Dalsza część artykułu pod materiałem wideo
Weszliśmy z ulicy i zdaliśmy test do policji. Sprawdź, jak nam poszło
Podinspektor Iwona Liszczyńska z Komendy Wojewódzkiej Policji w Poznaniu wyjaśniła, że do stolicy wysłano 10 policjantów i 10 psów z Plutonu Przewodników Psów Służbowych.
Przejazd dwoma nieoznakowanymi radiowozami do bazy noclegowej w Sułkowicach trwał kilka godzin. Kiedy policjanci dojechali na miejsce ujawnili, że jeden pies, owczarek holenderski o imieniu Piorun, leży nieruchomo w klatce, natomiast drugi, o imieniu Nanson znajduje się w bardzo złej kondycji - przekazała TVN24.
Śledztwo w sprawie śmierci Pioruna
Pomimo podjętych działań, jednego z psów, Pioruna nie udało się uratować. O zdarzeniu poinformowano Komendę Powiatową Policji w Piasecznie oraz prokuraturę. Jak informuje TVN24, na miejscu pracowała grupa dochodzeniowo-śledcza, która przeprowadziła oględziny i zabezpieczyła ciało do badań sekcyjnych.
Przyczyny i okoliczności śmierci psa są obecnie szczegółowo wyjaśniane w ramach postępowania przygotowawczego prowadzonego przez policjantów z Komendy Powiatowej Policji w Piasecznie i nadzorowanego przez prokuratora z Prokuratury Rejonowej w Piasecznie.
Dodatkowo, Wydział Kontroli Komendy Wojewódzkiej Policji w Poznaniu prowadzi postępowanie wyjaśniające.
Stan zdrowia Nansona
Nanson, drugi z psów, znajduje się pod opieką weterynaryjną.
Jego stan jest stabilny. Natomiast o jego powrocie do służby lub wycofaniu z niej zdecyduje lekarz weterynarii po zakończeniu leczenia - poinformowała TVN24 Liszczyńska.
Śmierć Pioruna poruszyła środowisko poznańskich policjantów, szczególnie jego opiekuna.
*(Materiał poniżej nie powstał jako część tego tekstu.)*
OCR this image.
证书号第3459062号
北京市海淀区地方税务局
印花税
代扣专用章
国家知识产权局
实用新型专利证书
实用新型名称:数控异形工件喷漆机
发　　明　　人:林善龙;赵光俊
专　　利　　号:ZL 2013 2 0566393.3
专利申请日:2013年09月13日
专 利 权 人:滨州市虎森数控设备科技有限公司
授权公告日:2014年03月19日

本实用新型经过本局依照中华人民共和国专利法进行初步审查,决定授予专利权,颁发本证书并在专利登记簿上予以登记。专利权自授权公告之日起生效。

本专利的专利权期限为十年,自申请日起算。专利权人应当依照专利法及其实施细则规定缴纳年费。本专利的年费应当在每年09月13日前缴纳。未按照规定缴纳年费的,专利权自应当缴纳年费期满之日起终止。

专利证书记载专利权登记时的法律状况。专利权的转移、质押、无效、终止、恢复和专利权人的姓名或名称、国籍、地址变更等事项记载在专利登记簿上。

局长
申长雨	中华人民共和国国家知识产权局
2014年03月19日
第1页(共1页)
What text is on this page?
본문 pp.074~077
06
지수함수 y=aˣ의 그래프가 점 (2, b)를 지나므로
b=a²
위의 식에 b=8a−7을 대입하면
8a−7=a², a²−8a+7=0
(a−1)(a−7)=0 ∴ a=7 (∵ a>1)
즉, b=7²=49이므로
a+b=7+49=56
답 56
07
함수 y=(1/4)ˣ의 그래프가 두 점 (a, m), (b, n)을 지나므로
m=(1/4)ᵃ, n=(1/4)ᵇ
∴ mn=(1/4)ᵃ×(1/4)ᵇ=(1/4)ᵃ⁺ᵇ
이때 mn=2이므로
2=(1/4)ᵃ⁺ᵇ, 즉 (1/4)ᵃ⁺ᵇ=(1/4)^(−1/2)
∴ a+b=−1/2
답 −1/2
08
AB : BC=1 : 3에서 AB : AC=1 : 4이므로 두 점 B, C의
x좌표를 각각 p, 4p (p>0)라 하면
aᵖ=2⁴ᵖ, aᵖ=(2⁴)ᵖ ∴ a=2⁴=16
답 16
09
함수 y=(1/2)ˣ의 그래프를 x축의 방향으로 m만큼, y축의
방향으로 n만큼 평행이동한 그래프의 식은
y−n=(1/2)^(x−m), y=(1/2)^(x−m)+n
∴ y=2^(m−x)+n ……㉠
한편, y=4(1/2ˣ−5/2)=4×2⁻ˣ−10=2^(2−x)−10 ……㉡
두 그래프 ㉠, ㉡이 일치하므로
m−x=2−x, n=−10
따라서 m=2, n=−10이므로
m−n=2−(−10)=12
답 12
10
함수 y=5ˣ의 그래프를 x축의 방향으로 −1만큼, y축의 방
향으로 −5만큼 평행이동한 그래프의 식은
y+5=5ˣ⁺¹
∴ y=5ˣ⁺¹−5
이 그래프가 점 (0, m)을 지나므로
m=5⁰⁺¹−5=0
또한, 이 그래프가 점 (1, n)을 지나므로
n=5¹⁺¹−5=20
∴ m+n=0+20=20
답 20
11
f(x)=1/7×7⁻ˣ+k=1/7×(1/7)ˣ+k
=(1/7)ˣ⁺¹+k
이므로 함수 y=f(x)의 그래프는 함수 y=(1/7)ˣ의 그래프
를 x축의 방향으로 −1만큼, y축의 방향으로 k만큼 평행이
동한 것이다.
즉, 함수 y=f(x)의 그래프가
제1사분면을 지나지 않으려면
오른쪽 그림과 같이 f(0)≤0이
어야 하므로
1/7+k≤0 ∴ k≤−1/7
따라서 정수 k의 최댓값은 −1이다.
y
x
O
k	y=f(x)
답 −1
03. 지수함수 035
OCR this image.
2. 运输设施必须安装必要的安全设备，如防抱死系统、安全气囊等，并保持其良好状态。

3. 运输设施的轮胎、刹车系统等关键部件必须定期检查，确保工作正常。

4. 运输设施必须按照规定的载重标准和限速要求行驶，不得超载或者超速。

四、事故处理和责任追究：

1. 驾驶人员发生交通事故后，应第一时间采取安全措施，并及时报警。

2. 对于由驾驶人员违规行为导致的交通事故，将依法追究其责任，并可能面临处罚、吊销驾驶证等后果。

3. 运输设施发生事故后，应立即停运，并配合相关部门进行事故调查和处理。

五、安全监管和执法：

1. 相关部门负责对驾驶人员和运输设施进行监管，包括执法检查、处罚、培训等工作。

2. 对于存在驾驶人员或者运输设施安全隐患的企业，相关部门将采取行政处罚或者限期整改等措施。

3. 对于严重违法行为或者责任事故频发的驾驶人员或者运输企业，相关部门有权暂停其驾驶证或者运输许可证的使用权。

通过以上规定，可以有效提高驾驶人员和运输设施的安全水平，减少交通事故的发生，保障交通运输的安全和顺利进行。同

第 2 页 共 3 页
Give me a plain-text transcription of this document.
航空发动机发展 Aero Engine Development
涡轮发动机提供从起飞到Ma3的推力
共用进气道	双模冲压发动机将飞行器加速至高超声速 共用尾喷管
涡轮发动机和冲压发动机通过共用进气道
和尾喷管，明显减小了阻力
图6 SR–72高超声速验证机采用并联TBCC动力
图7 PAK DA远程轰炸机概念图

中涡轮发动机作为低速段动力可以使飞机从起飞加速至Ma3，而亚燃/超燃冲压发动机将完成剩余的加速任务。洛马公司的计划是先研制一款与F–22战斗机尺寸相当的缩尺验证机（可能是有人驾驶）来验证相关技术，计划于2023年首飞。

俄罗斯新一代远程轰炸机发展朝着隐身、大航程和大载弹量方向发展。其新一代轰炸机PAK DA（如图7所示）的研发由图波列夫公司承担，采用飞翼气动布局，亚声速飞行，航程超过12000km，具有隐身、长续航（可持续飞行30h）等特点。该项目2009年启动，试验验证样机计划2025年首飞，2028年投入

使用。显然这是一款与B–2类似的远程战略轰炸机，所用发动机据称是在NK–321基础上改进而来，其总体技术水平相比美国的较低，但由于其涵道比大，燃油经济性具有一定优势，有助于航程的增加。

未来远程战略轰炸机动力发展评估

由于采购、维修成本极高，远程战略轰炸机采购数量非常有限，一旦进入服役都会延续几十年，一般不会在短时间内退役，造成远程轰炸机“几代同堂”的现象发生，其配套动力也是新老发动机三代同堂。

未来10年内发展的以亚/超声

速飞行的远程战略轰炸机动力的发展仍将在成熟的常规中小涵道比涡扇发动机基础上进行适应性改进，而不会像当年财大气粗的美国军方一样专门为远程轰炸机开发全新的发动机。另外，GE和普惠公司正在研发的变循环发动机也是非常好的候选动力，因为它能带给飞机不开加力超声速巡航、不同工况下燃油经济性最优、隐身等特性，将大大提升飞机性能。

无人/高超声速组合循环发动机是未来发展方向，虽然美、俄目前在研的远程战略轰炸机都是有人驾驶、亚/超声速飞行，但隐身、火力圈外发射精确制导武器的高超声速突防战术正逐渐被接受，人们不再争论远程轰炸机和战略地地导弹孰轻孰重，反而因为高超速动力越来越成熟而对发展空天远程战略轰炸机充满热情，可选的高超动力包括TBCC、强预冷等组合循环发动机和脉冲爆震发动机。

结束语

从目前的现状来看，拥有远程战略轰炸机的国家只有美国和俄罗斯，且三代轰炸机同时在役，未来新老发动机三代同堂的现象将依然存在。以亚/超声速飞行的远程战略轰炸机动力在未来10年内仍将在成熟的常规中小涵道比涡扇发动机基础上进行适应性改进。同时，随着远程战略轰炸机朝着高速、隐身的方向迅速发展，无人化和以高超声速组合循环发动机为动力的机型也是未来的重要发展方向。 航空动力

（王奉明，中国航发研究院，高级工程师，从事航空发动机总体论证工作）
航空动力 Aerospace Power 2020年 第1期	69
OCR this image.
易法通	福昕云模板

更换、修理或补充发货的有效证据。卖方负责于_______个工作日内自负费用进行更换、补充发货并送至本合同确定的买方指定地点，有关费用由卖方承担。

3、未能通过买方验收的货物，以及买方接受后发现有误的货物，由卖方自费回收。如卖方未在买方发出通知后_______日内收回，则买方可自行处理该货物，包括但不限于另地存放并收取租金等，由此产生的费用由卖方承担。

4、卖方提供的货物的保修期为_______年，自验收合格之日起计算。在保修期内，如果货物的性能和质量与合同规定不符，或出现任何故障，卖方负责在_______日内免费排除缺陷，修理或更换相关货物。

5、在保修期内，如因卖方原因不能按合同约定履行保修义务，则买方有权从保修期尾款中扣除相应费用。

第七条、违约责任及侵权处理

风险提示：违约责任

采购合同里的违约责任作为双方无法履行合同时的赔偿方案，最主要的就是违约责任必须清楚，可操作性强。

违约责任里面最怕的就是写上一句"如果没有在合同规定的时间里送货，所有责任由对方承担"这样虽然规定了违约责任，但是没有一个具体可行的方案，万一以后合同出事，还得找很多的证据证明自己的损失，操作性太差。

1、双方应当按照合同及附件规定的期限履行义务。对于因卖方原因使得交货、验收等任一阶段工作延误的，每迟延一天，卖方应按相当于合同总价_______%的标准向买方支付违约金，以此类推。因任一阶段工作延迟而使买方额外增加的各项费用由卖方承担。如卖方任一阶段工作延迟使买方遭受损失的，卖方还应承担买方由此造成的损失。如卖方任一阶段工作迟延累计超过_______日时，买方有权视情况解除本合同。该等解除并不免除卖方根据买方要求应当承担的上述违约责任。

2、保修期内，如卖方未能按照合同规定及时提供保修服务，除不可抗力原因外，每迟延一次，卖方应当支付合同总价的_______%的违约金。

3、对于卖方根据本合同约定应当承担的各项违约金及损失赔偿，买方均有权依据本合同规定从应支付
Jest nam bardzo przykro, że takie zdarzenie miało miejsce. Środowisko poznańskich policjantów jest nim bardzo poruszone. Śmierć Pioruna w szczególny sposób przeżywa jego wieloletni opiekun, który dał się poznać jako dobry policjant i człowiek z sercem do zwierząt.
Komendant Wojewódzki Policji w Poznaniu zlecił kontrolę wszystkich pojazdów przeznaczonych do przewozu zwierząt policyjnych, aby ocenić ich stan i prawidłowość wykorzystania.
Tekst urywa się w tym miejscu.